Cash Flow and Dividends:
- Operating cash flows were strong, with RM9.11 million generated, a sharp increase from RM2.69 million in the previous year.
- Investing activities consumed RM5.83 million, mainly for PPE and property development.
- Dividend payments totaled RM1.5 million for the year, including the interim dividend paid in January 2026.
Operational Notes and Strategic Developments
- Business operations were not materially affected by seasonal or cyclical factors during the quarter.
- The Group operates in a single segment – manufacturing and supplying plastic packaging products in Malaysia. No segmental breakdown is provided.
- No material changes in estimates, debts, or equity securities occurred during the quarter.
- No major events, transactions, or changes in the Group’s composition or contingent liabilities were reported.
- Corporate guarantees granted to subsidiaries stand at RM6.85 million.
- No significant related party transactions, material litigation, or corporate proposals are pending.
Risks and Forward-Looking Statements
- External Risks: The ongoing Iran war and closure of the Strait of Hormuz have impacted petrochemical feedstock availability, causing a spike in plastic resin prices and margin erosion. This is a potentially price-sensitive event for investors, as it could affect future profitability and operational costs.
- Taxation: The effective tax rate was above the statutory rate due to reinvestment allowances claimed by a subsidiary, and real property gain tax was not incurred in 2026.
- Capital Expenditure: The Group is committed to prudent capital spending, with further machinery purchases subject to necessity and careful monitoring.
- Liquidity: The Group maintains adequate liquidity to meet obligations, reinforcing its financial resilience in challenging market conditions.
Earnings Per Share
- Basic loss per share for the quarter was (0.36) sen, improved from (1.10) sen last year. Full-year basic earnings per share was 2.85 sen, compared to a loss of (0.41) sen previously.
Investor Takeaways
- The turnaround in profitability, strong cash flows, and increased asset base are positive developments for shareholders.
- The external geopolitical risks impacting resin costs could be a material factor affecting future share price and must be closely monitored.
- Prudent capital management and low gearing enhance financial stability, supporting the Group’s ability to weather uncertainties.
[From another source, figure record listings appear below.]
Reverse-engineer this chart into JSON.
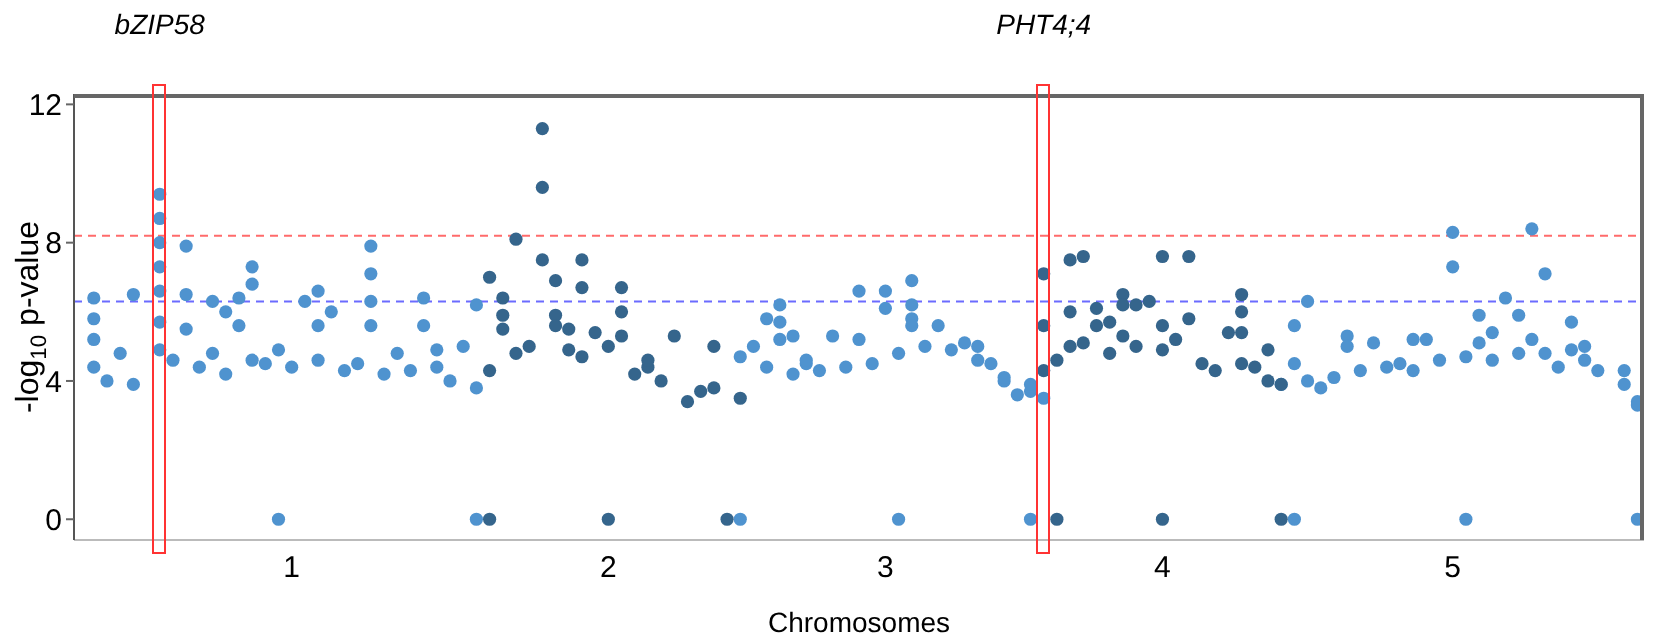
{
  "chart_data": {
    "type": "scatter",
    "xlabel": "Chromosomes",
    "ylabel": "-log$_{10}$ p-value",
    "categories": [
      null,
      null,
      null,
      null,
      null,
      null,
      null,
      null,
      null,
      null,
      null,
      null,
      null,
      null,
      null,
      null,
      "1",
      null,
      null,
      null,
      null,
      null,
      null,
      null,
      null,
      null,
      null,
      null,
      null,
      null,
      null,
      null,
      null,
      null,
      null,
      null,
      null,
      null,
      null,
      null,
      "2",
      null,
      null,
      null,
      null,
      null,
      null,
      null,
      null,
      null,
      null,
      null,
      null,
      null,
      null,
      null,
      null,
      null,
      null,
      null,
      null,
      "3",
      null,
      null,
      null,
      null,
      null,
      null,
      null,
      null,
      null,
      null,
      null,
      null,
      null,
      null,
      null,
      null,
      null,
      null,
      null,
      null,
      "4",
      null,
      null,
      null,
      null,
      null,
      null,
      null,
      null,
      null,
      null,
      null,
      null,
      null,
      null,
      null,
      null,
      null,
      null,
      null,
      null,
      null,
      "5",
      null,
      null,
      null,
      null,
      null,
      null,
      null,
      null,
      null,
      null,
      null,
      null,
      null,
      null
    ],
    "ylim": [
      -0.6,
      12.3
    ],
    "yticks": [
      0,
      4,
      8,
      12
    ],
    "grid": false,
    "legend": false,
    "marker": "circle",
    "annotations": [
      "bZIP58",
      "PHT4;4"
    ],
    "ref_lines": [
      {
        "axis": "y",
        "value": 8.2,
        "color": "#ff6b6b",
        "line_style": "dashed"
      },
      {
        "axis": "y",
        "value": 6.3,
        "color": "#6b6bff",
        "line_style": "dashed"
      }
    ],
    "series": [
      {
        "color": "#4f93cf",
        "values": [
          null,
          6.4,
          4.0,
          4.8,
          6.5,
          null,
          9.4,
          4.6,
          7.9,
          4.4,
          6.3,
          6.0,
          6.4,
          7.3,
          4.5,
          4.9,
          4.4,
          6.3,
          6.6,
          6.0,
          4.3,
          4.5,
          7.9,
          4.2,
          4.8,
          4.3,
          6.4,
          4.9,
          4.0,
          5.0,
          6.2,
          null,
          null,
          null,
          null,
          null,
          null,
          null,
          null,
          null,
          null,
          null,
          null,
          null,
          null,
          null,
          null,
          null,
          null,
          null,
          4.7,
          5.0,
          5.8,
          6.2,
          5.3,
          4.5,
          4.3,
          5.3,
          4.4,
          6.6,
          4.5,
          6.6,
          4.8,
          6.9,
          5.0,
          5.6,
          4.9,
          5.1,
          5.0,
          4.5,
          4.0,
          3.6,
          3.7,
          3.5,
          null,
          null,
          null,
          null,
          null,
          null,
          null,
          null,
          null,
          null,
          null,
          null,
          null,
          null,
          null,
          null,
          null,
          3.9,
          5.6,
          6.3,
          3.8,
          4.1,
          5.3,
          4.3,
          5.1,
          4.4,
          4.5,
          5.2,
          5.2,
          4.6,
          8.3,
          4.7,
          5.9,
          5.4,
          6.4,
          5.9,
          8.4,
          7.1,
          4.4,
          5.7,
          5.0,
          4.3,
          null,
          4.3,
          3.4
        ]
      },
      {
        "color": "#4f93cf",
        "values": [
          null,
          5.8,
          null,
          null,
          3.9,
          null,
          8.7,
          null,
          6.5,
          null,
          4.8,
          4.2,
          5.6,
          6.8,
          null,
          0,
          null,
          null,
          5.6,
          null,
          null,
          null,
          7.1,
          null,
          null,
          null,
          5.6,
          4.4,
          null,
          null,
          0,
          null,
          null,
          null,
          null,
          null,
          null,
          null,
          null,
          null,
          null,
          null,
          null,
          null,
          null,
          null,
          null,
          null,
          null,
          null,
          0,
          null,
          4.4,
          5.7,
          4.2,
          4.6,
          null,
          null,
          null,
          5.2,
          null,
          6.1,
          0,
          6.2,
          null,
          null,
          null,
          null,
          4.6,
          null,
          4.1,
          null,
          3.9,
          null,
          null,
          null,
          null,
          null,
          null,
          null,
          null,
          null,
          null,
          null,
          null,
          null,
          null,
          null,
          null,
          null,
          null,
          null,
          4.5,
          4.0,
          null,
          null,
          5.0,
          null,
          null,
          null,
          null,
          4.3,
          null,
          null,
          7.3,
          0,
          5.1,
          4.6,
          null,
          4.8,
          5.2,
          4.8,
          null,
          4.9,
          4.6,
          null,
          null,
          3.9,
          3.3
        ]
      },
      {
        "color": "#4f93cf",
        "values": [
          null,
          5.2,
          null,
          null,
          null,
          null,
          8.0,
          null,
          5.5,
          null,
          null,
          null,
          null,
          4.6,
          null,
          null,
          null,
          null,
          4.6,
          null,
          null,
          null,
          6.3,
          null,
          null,
          null,
          null,
          null,
          null,
          null,
          3.8,
          null,
          null,
          null,
          null,
          null,
          null,
          null,
          null,
          null,
          null,
          null,
          null,
          null,
          null,
          null,
          null,
          null,
          null,
          null,
          null,
          null,
          null,
          5.2,
          null,
          null,
          null,
          null,
          null,
          null,
          null,
          null,
          null,
          5.8,
          null,
          null,
          null,
          null,
          null,
          null,
          null,
          null,
          0,
          null,
          null,
          null,
          null,
          null,
          null,
          null,
          null,
          null,
          null,
          null,
          null,
          null,
          null,
          null,
          null,
          null,
          null,
          null,
          0,
          null,
          null,
          null,
          null,
          null,
          null,
          null,
          null,
          null,
          null,
          null,
          null,
          null,
          null,
          null,
          null,
          null,
          null,
          null,
          null,
          null,
          null,
          null,
          null,
          null,
          0
        ]
      },
      {
        "color": "#4f93cf",
        "values": [
          null,
          4.4,
          null,
          null,
          null,
          null,
          7.3,
          null,
          null,
          null,
          null,
          null,
          null,
          null,
          null,
          null,
          null,
          null,
          null,
          null,
          null,
          null,
          5.6,
          null,
          null,
          null,
          null,
          null,
          null,
          null,
          null,
          null,
          null,
          null,
          null,
          null,
          null,
          null,
          null,
          null,
          null,
          null,
          null,
          null,
          null,
          null,
          null,
          null,
          null,
          null,
          null,
          null,
          null,
          null,
          null,
          null,
          null,
          null,
          null,
          null,
          null,
          null,
          null,
          5.6,
          null,
          null,
          null,
          null,
          null,
          null,
          null,
          null,
          null,
          null,
          null,
          null,
          null,
          null,
          null,
          null,
          null,
          null,
          null,
          null,
          null,
          null,
          null,
          null,
          null,
          null,
          null,
          null,
          null,
          null,
          null,
          null,
          null,
          null,
          null,
          null,
          null,
          null,
          null,
          null,
          null,
          null,
          null,
          null,
          null,
          null,
          null,
          null,
          null,
          null,
          null,
          null,
          null,
          null,
          null
        ]
      },
      {
        "color": "#4f93cf",
        "values": [
          null,
          null,
          null,
          null,
          null,
          null,
          6.6,
          null,
          null,
          null,
          null,
          null,
          null,
          null,
          null,
          null,
          null,
          null,
          null,
          null,
          null,
          null,
          null,
          null,
          null,
          null,
          null,
          null,
          null,
          null,
          null,
          null,
          null,
          null,
          null,
          null,
          null,
          null,
          null,
          null,
          null,
          null,
          null,
          null,
          null,
          null,
          null,
          null,
          null,
          null,
          null,
          null,
          null,
          null,
          null,
          null,
          null,
          null,
          null,
          null,
          null,
          null,
          null,
          null,
          null,
          null,
          null,
          null,
          null,
          null,
          null,
          null,
          null,
          null,
          null,
          null,
          null,
          null,
          null,
          null,
          null,
          null,
          null,
          null,
          null,
          null,
          null,
          null,
          null,
          null,
          null,
          null,
          null,
          null,
          null,
          null,
          null,
          null,
          null,
          null,
          null,
          null,
          null,
          null,
          null,
          null,
          null,
          null,
          null,
          null,
          null,
          null,
          null,
          null,
          null,
          null,
          null,
          null,
          null
        ]
      },
      {
        "color": "#4f93cf",
        "values": [
          null,
          null,
          null,
          null,
          null,
          null,
          5.7,
          null,
          null,
          null,
          null,
          null,
          null,
          null,
          null,
          null,
          null,
          null,
          null,
          null,
          null,
          null,
          null,
          null,
          null,
          null,
          null,
          null,
          null,
          null,
          null,
          null,
          null,
          null,
          null,
          null,
          null,
          null,
          null,
          null,
          null,
          null,
          null,
          null,
          null,
          null,
          null,
          null,
          null,
          null,
          null,
          null,
          null,
          null,
          null,
          null,
          null,
          null,
          null,
          null,
          null,
          null,
          null,
          null,
          null,
          null,
          null,
          null,
          null,
          null,
          null,
          null,
          null,
          null,
          null,
          null,
          null,
          null,
          null,
          null,
          null,
          null,
          null,
          null,
          null,
          null,
          null,
          null,
          null,
          null,
          null,
          null,
          null,
          null,
          null,
          null,
          null,
          null,
          null,
          null,
          null,
          null,
          null,
          null,
          null,
          null,
          null,
          null,
          null,
          null,
          null,
          null,
          null,
          null,
          null,
          null,
          null,
          null,
          null
        ]
      },
      {
        "color": "#4f93cf",
        "values": [
          null,
          null,
          null,
          null,
          null,
          null,
          4.9,
          null,
          null,
          null,
          null,
          null,
          null,
          null,
          null,
          null,
          null,
          null,
          null,
          null,
          null,
          null,
          null,
          null,
          null,
          null,
          null,
          null,
          null,
          null,
          null,
          null,
          null,
          null,
          null,
          null,
          null,
          null,
          null,
          null,
          null,
          null,
          null,
          null,
          null,
          null,
          null,
          null,
          null,
          null,
          null,
          null,
          null,
          null,
          null,
          null,
          null,
          null,
          null,
          null,
          null,
          null,
          null,
          null,
          null,
          null,
          null,
          null,
          null,
          null,
          null,
          null,
          null,
          null,
          null,
          null,
          null,
          null,
          null,
          null,
          null,
          null,
          null,
          null,
          null,
          null,
          null,
          null,
          null,
          null,
          null,
          null,
          null,
          null,
          null,
          null,
          null,
          null,
          null,
          null,
          null,
          null,
          null,
          null,
          null,
          null,
          null,
          null,
          null,
          null,
          null,
          null,
          null,
          null,
          null,
          null,
          null,
          null,
          null
        ]
      },
      {
        "color": "#35658c",
        "values": [
          null,
          null,
          null,
          null,
          null,
          null,
          null,
          null,
          null,
          null,
          null,
          null,
          null,
          null,
          null,
          null,
          null,
          null,
          null,
          null,
          null,
          null,
          null,
          null,
          null,
          null,
          null,
          null,
          null,
          null,
          null,
          7.0,
          6.4,
          8.1,
          5.0,
          11.3,
          6.9,
          5.5,
          7.5,
          5.4,
          5.0,
          6.7,
          4.2,
          4.4,
          4.0,
          5.3,
          3.4,
          3.7,
          5.0,
          0,
          3.5,
          null,
          null,
          null,
          null,
          null,
          null,
          null,
          null,
          null,
          null,
          null,
          null,
          null,
          null,
          null,
          null,
          null,
          null,
          null,
          null,
          null,
          null,
          7.1,
          4.6,
          7.5,
          7.6,
          6.1,
          4.8,
          6.5,
          6.2,
          6.3,
          7.6,
          5.2,
          7.6,
          4.5,
          4.3,
          5.4,
          6.5,
          4.4,
          4.9,
          3.9,
          null,
          null,
          null,
          null,
          null,
          null,
          null,
          null,
          null,
          null,
          null,
          null,
          null,
          null,
          null,
          null,
          null,
          null,
          null,
          null,
          null,
          null,
          null,
          null,
          null,
          null,
          null
        ]
      },
      {
        "color": "#35658c",
        "values": [
          null,
          null,
          null,
          null,
          null,
          null,
          null,
          null,
          null,
          null,
          null,
          null,
          null,
          null,
          null,
          null,
          null,
          null,
          null,
          null,
          null,
          null,
          null,
          null,
          null,
          null,
          null,
          null,
          null,
          null,
          null,
          4.3,
          5.9,
          4.8,
          null,
          9.6,
          5.9,
          4.9,
          6.7,
          null,
          0,
          6.0,
          null,
          4.6,
          null,
          null,
          null,
          null,
          3.8,
          null,
          null,
          null,
          null,
          null,
          null,
          null,
          null,
          null,
          null,
          null,
          null,
          null,
          null,
          null,
          null,
          null,
          null,
          null,
          null,
          null,
          null,
          null,
          null,
          5.6,
          0,
          null,
          5.1,
          5.6,
          5.7,
          6.2,
          5.0,
          null,
          5.6,
          null,
          5.8,
          null,
          null,
          null,
          6.0,
          null,
          4.0,
          0,
          null,
          null,
          null,
          null,
          null,
          null,
          null,
          null,
          null,
          null,
          null,
          null,
          null,
          null,
          null,
          null,
          null,
          null,
          null,
          null,
          null,
          null,
          null,
          null,
          null,
          null,
          null
        ]
      },
      {
        "color": "#35658c",
        "values": [
          null,
          null,
          null,
          null,
          null,
          null,
          null,
          null,
          null,
          null,
          null,
          null,
          null,
          null,
          null,
          null,
          null,
          null,
          null,
          null,
          null,
          null,
          null,
          null,
          null,
          null,
          null,
          null,
          null,
          null,
          null,
          0,
          5.5,
          null,
          null,
          7.5,
          5.6,
          null,
          4.7,
          null,
          null,
          5.3,
          null,
          null,
          null,
          null,
          null,
          null,
          null,
          null,
          null,
          null,
          null,
          null,
          null,
          null,
          null,
          null,
          null,
          null,
          null,
          null,
          null,
          null,
          null,
          null,
          null,
          null,
          null,
          null,
          null,
          null,
          null,
          4.3,
          null,
          6.0,
          null,
          null,
          null,
          5.3,
          null,
          null,
          4.9,
          null,
          null,
          null,
          null,
          null,
          5.4,
          null,
          null,
          null,
          null,
          null,
          null,
          null,
          null,
          null,
          null,
          null,
          null,
          null,
          null,
          null,
          null,
          null,
          null,
          null,
          null,
          null,
          null,
          null,
          null,
          null,
          null,
          null,
          null,
          null,
          null
        ]
      },
      {
        "color": "#35658c",
        "values": [
          null,
          null,
          null,
          null,
          null,
          null,
          null,
          null,
          null,
          null,
          null,
          null,
          null,
          null,
          null,
          null,
          null,
          null,
          null,
          null,
          null,
          null,
          null,
          null,
          null,
          null,
          null,
          null,
          null,
          null,
          null,
          null,
          null,
          null,
          null,
          null,
          null,
          null,
          null,
          null,
          null,
          null,
          null,
          null,
          null,
          null,
          null,
          null,
          null,
          null,
          null,
          null,
          null,
          null,
          null,
          null,
          null,
          null,
          null,
          null,
          null,
          null,
          null,
          null,
          null,
          null,
          null,
          null,
          null,
          null,
          null,
          null,
          null,
          null,
          null,
          5.0,
          null,
          null,
          null,
          null,
          null,
          null,
          0,
          null,
          null,
          null,
          null,
          null,
          4.5,
          null,
          null,
          null,
          null,
          null,
          null,
          null,
          null,
          null,
          null,
          null,
          null,
          null,
          null,
          null,
          null,
          null,
          null,
          null,
          null,
          null,
          null,
          null,
          null,
          null,
          null,
          null,
          null,
          null,
          null
        ]
      }
    ]
  }
}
- The interim dividend reflects management’s commitment to returning value to shareholders, though future dividends depend on ongoing performance and market conditions.
Disclaimer
This article is based on unaudited financial statements and management commentary from CYL Corporation Berhad for the quarter and year ended 31 January 2026. It does not constitute investment advice. Investors should conduct their own due diligence and consult professional advisors before making investment decisions. The information herein is subject to change and may not reflect all material developments.